IN THREE MONTHS HE FOUND
his way to George Burke's crew, mucking out in the deep swamp. The crew worked seventeen-hour days, six days a week out in the mosquito nests, trying to slow the flow of the river. They dug trenches and piled mud and mixed concrete for the diverting walls. In the mornings, the men would watch their foreman wade out from the banks, clearing the rocks into the silver run. His shirt was off, showing his broad tan back. Burke would float a yellow rope into the channel, and the end would catch in the current, speeding forward, straightening out its slack. A man some meters downstream would call the time, signaling for Burke to halter the slack. Then he'd wade back, the rope coiled about his shoulders. Too fast, he'd call to the men. Still too fast.

The work was grueling, but Robert admired Burke. He never cheated him his pay or kept him from the machine work. In Burke's crew, he was allowed to drive plow trucks and graders and dig cranes. By day's end, climbing up to his apartment, he could still feel the hum of the engines in his body, the buzzing in his bones. His blood was toxic, the tang of diesel in his spit. He'd enter the dark room, sling off his boots, and lay his clothes out carefully on the chair back. But on his mattress, every nerve worked raw, he closed his eyes, and there on the other side of dreaming, the Dog waited.
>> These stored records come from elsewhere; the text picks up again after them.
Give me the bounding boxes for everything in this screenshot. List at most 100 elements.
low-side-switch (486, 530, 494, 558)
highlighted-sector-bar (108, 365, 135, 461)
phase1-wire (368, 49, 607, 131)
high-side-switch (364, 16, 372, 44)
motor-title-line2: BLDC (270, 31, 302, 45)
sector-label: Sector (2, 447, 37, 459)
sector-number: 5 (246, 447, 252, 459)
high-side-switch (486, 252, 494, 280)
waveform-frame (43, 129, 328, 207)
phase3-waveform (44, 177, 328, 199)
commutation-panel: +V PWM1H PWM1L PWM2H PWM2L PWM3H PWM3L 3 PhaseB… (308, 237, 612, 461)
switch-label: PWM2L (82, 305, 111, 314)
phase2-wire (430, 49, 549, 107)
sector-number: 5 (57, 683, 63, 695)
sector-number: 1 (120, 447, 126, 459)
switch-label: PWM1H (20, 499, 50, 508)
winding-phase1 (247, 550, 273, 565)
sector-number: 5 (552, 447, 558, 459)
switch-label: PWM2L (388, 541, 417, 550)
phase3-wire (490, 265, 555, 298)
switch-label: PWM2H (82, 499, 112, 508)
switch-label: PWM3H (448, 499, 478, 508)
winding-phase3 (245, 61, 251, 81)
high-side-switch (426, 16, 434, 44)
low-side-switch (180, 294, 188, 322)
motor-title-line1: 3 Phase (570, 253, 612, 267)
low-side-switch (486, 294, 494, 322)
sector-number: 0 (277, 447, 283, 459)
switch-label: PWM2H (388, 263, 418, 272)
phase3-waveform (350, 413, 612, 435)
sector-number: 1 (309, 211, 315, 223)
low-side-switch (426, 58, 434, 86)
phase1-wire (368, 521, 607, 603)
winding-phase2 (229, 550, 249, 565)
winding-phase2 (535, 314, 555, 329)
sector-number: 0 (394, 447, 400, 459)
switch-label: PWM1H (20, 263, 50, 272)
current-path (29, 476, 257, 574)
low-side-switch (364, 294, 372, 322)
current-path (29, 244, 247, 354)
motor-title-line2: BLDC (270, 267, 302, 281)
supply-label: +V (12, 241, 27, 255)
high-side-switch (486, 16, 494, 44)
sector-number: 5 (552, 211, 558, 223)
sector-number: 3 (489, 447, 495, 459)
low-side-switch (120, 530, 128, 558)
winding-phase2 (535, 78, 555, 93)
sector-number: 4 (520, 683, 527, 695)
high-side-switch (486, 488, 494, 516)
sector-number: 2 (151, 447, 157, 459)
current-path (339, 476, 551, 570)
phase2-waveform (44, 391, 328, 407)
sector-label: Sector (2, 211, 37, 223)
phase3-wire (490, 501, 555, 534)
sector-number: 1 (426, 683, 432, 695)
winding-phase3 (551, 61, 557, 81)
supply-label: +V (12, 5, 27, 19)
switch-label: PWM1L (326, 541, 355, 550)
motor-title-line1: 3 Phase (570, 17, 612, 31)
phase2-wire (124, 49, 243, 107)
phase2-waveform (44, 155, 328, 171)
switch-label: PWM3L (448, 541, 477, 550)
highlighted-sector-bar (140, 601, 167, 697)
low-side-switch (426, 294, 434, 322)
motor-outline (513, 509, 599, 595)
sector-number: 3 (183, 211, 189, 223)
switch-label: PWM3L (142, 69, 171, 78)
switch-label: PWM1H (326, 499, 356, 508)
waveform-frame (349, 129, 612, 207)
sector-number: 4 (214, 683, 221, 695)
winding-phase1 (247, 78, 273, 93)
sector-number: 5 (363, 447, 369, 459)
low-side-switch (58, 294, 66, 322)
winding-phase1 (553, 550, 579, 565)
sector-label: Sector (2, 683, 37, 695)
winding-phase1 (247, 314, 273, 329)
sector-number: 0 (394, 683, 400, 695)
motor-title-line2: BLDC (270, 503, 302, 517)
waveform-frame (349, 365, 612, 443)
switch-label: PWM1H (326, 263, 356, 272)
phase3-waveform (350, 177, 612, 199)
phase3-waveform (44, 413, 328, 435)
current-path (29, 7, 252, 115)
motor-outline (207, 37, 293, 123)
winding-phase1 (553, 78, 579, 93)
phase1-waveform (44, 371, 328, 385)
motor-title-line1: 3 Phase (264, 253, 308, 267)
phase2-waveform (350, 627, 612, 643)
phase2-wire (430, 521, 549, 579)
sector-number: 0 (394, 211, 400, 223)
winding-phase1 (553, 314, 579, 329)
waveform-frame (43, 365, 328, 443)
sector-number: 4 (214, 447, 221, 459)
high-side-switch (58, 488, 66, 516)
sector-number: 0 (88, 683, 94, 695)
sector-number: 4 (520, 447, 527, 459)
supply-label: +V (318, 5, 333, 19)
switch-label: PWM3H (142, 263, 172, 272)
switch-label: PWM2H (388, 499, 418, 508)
Morning would come and the days would draw on. The order had come down for his crew to be reassigned to demolition duty. For months they turned chunks of green country into a fine burnt powder. Level this dam, bury that hill, fill that gully. They stopped their ears with cotton, and when the all clear was given, it was Robert who depressed the plunger. The ground quaked and an awful noise wracked the sky. They tucked their heads to their knees against the hail of mud and stone. His mouth was full of cordite. He brought his head up again and the ground was new, clear. The world hummed for hours after each detonation. He stepped from behind the bunker and walked across the halo of scorched earth. He stood at the center of the crater, measuring by sight its width and depth. He multiplied the poundage in his head. It was fortifying—the landscape blasting to pieces around him. Birds fled the trees. The blast traveled through his bones, rattled his teeth. The cascade of after-dust lashed his cheek. Slowly air and noise and birdsong returned again to the world. He was still there. Anchored. There was a freedom in that. He discovered the sphere of his reach, like a fighter, Death dancing just beyond his jabs.

He could not stop.

At every demolition, he'd pack more and more explosives into the charges and would ignore the safety protocols, often depressing the plunger before all the men could get to cover. He thrilled at every blast, standing exposed beyond the safety of the trench. He drew out the cotton from his ears and let the godly crack drive through his skull.

He grinned at the outraged earth.

Once there'd been a choke in the run and Burke took the crew upriver to investigate. By midafternoon, they found a beaver dam, eighty yards across, climbing six feet high from bed to pitch, stanching off one of the minor tributaries. A wall of mud and sticks and stone bowed into the stream. The surrounding marshland was soft with flooding. Protocol dictated that the crew was to shovel out the dam by hand and set out poison to keep the beavers from building again. To do it safely, it would be a month of backbreaking toil in mosquito country, cracking up the bits of stone and twig with shovels, little by little, and little by little widening the artery.